Instead of death overtaking her, the universe poured in. She witnessed images of astounding beauty. A booming voice insisted “You are not dying!” Mazerov returned to a physical body that felt cramped and too small for the radiance she’d experienced. She returned to a world she couldn’t comprehend, requiring years of rehabilitation.
Through it all, Mazerov kept her vision alive. She maintains an abiding belief in the healing agency of beauty. She became a Buddhist and her practices inform her desire, and her ability, to embrace conventional reality with spaciousness and compassion.
The simultaneous presence of radiance with awareness of deep pain is key to her art. The beauty in Mazerov’s work is a recognition of illumination and emptiness. It is an offering by and for those who insist on light when despair seems the inescapable path.

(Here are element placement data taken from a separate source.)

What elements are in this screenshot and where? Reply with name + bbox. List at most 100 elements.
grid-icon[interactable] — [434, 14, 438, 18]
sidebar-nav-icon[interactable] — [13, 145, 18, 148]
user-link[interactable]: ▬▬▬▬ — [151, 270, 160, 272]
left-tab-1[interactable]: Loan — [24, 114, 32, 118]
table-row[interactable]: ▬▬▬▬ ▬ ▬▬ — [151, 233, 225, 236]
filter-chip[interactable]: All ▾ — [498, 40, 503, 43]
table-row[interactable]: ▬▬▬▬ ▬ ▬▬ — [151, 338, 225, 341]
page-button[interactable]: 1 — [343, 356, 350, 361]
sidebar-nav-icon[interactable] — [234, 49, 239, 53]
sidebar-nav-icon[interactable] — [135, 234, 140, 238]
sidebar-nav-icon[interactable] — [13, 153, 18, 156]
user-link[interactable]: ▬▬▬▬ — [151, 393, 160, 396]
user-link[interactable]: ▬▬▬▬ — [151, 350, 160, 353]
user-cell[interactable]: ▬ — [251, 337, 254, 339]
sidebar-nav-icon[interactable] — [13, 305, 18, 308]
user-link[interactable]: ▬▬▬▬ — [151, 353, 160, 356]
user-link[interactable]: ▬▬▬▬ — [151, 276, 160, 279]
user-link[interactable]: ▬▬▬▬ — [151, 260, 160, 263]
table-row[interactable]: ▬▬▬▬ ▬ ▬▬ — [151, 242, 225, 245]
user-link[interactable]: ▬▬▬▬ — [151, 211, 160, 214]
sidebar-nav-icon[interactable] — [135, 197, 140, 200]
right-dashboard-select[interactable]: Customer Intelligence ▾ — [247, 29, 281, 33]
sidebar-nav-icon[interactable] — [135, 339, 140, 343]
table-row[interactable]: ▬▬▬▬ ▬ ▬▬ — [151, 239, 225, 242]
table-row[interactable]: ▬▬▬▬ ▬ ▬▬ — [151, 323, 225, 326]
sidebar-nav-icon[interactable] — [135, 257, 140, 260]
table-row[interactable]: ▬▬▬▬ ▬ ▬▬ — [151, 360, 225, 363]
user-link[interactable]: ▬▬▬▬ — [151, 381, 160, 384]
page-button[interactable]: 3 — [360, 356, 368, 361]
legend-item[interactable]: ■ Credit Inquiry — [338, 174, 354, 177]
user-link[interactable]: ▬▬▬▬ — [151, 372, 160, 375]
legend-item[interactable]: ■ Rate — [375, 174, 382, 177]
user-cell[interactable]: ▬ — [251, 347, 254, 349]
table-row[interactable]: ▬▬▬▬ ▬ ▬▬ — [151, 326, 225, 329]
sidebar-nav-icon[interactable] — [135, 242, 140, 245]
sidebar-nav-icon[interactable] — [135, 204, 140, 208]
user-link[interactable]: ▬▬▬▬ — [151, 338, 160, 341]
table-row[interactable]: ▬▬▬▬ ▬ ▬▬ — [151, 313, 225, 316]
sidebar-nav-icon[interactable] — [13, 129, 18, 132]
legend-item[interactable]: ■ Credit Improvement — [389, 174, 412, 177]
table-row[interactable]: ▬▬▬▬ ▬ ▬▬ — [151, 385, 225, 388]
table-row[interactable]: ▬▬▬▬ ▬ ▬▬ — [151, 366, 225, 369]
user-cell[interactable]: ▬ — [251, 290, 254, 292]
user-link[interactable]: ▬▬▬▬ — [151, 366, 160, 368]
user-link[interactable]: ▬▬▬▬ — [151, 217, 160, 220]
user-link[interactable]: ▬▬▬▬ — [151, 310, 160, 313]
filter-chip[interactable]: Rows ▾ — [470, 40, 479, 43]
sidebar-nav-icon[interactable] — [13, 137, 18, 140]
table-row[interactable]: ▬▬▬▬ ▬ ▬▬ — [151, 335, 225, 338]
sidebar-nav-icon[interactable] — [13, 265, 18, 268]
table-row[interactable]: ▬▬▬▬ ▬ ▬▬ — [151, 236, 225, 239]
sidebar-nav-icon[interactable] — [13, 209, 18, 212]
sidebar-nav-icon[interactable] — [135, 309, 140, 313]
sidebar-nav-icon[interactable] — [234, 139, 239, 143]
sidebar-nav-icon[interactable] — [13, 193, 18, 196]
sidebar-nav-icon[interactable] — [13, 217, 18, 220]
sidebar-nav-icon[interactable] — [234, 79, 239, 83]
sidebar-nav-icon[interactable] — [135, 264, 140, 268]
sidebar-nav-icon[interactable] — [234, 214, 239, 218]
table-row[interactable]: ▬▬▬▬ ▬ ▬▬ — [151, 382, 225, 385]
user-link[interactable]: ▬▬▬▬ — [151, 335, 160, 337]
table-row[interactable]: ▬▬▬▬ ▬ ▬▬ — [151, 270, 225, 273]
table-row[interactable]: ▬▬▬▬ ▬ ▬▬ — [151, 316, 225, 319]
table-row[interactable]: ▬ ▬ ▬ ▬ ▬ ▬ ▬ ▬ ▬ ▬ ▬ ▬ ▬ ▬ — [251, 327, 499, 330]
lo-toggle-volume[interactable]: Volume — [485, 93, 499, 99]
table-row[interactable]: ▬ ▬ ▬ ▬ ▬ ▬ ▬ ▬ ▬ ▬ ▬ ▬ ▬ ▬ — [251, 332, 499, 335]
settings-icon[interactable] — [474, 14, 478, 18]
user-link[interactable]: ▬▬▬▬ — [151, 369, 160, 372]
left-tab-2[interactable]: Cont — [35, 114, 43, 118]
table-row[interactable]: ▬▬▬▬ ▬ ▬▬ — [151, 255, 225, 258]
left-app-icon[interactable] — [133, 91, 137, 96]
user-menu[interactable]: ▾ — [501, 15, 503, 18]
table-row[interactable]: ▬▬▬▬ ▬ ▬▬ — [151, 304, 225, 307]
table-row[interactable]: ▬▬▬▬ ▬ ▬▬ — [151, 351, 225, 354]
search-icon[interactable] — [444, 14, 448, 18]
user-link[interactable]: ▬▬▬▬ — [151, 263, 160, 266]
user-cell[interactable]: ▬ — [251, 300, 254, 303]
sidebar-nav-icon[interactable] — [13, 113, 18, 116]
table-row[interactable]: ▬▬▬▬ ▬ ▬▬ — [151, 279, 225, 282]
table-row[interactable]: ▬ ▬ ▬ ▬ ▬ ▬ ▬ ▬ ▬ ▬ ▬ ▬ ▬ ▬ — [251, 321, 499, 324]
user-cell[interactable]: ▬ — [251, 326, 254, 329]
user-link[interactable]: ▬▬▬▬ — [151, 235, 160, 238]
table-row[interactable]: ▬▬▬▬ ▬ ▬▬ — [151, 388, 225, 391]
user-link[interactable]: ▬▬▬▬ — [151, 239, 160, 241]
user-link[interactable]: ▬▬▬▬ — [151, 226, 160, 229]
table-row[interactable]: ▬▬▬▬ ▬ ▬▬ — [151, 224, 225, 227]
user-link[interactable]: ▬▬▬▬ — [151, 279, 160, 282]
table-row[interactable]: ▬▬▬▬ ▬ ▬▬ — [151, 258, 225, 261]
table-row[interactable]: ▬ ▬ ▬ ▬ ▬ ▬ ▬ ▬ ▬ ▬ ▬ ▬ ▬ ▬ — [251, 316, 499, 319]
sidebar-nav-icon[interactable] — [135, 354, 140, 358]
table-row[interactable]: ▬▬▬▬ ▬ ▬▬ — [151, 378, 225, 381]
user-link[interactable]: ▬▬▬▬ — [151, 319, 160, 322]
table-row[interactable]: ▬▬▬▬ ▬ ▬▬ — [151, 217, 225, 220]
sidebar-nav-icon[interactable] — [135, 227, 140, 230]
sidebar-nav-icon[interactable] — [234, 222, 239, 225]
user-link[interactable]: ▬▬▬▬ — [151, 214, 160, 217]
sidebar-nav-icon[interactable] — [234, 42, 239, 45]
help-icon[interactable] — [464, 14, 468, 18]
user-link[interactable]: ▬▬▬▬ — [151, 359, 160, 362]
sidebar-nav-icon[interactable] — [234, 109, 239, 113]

To reference her signature luminosity, Mazerov plays with scale, focus and light. To articulate her experience of an incandescent reality behind and beyond the world of appearances, she prints on translucent vellum and illuminates her images by hand-applying gold leaf.
Mazerov grows the flowers she photographs in her Santa Fe garden. Each carefully tended blossom unfolds in a relationship of reverence and communion. Every flower emanates the light of a deity.
Entering the images, and being enveloped by them, is an invitation to our essential nature and our inexhaustible source of invincible light.